I am going to be coming to Abu Dhabi to work within the next month. I will spend the first 3 months without my family and potentially plenty of time on my hands. I consider this a great excuse to play as much golf as possible. Is anyone aware of any friendly societies that would welcome a new member or anyone fancies a few rounds??? Any golf information would be greatly received thanks. I think the wife would prefer me to be asking the forum on the best places to live, but I think I will prioritise the golf first.


----------



## alabatusa (Apr 21, 2011)

Woody1 said:


> I am going to be coming to Abu Dhabi to work within the next month. I will spend the first 3 months without my family and potentially plenty of time on my hands. I consider this a great excuse to play as much golf as possible. Is anyone aware of any friendly societies that would welcome a new member or anyone fancies a few rounds??? Any golf information would be greatly received thanks. I think the wife would prefer me to be asking the forum on the best places to live, but I think I will prioritise the golf first.


Abu Dhabi golf club in the city is good. Reasonably priced and in the city. 
There are better courses in yas and off island. I like Abu Dhabi golf club for the driving range, since its 5 mins from my home.


----------



## chucktownmo (Jun 5, 2012)

Do any of those places offer lesson's


----------



## alabatusa (Apr 21, 2011)

chucktownmo said:


> Do any of those places offer lesson's


I know Abu Dhabi golf club in the city do offer lessons


----------



## Woody1 (Sep 18, 2012)

Thanks for the information.
I am also interested in taking lessons and practicing as much as I can!
I am in two minds wether to join a club or just pay to play. One of the reasons I feel I should join a club is because I would be able to use the practice facilities etc. Is the driving range expensive and does it have a putting green, chipping green etc?


----------



## alabatusa (Apr 21, 2011)

I know the driving range is 20 dirham for a bucket ball, and you dont need membership
if you have membership (single person is 6000 dirhams a year from memory) its only 10 dirhams a bucket of balls. The also have a putting and chipping practice green which can be used free of charge.

I would advise pay to play on the course once or twice and see if its to your liking before committing to it full time membership.

The practice facilities are amazing value for the quality they are.


----------



## Woody1 (Sep 18, 2012)

It sounds perfect mate, if I can go to the range and hit balls, have a few chips/putts and pay for the odd round, it sounds perfect!

20 Dirhams is cheaper than my local driving range in the UK!
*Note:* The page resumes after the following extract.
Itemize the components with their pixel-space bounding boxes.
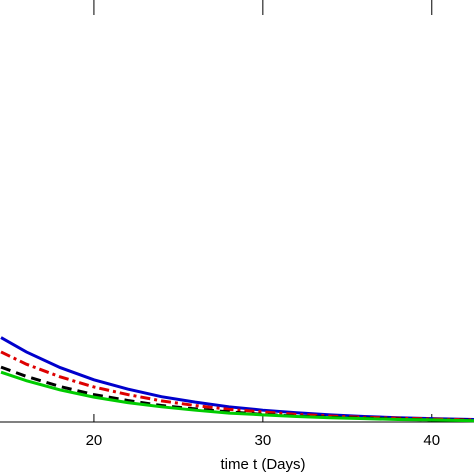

I will definitely play a few courses before committing to a club.


----------



## alabatusa (Apr 21, 2011)

best of luck. I might see you out there.
Although im more of a cricket fan.


----------



## Geke (May 1, 2012)

I play at the City course, its the best value grass course in AD. if you wanted to join one of the others like Yas, the national or Sadiyat its around 30K/year. If you want a game drop me a pm when you are over and I will let you know when a group of us play.


----------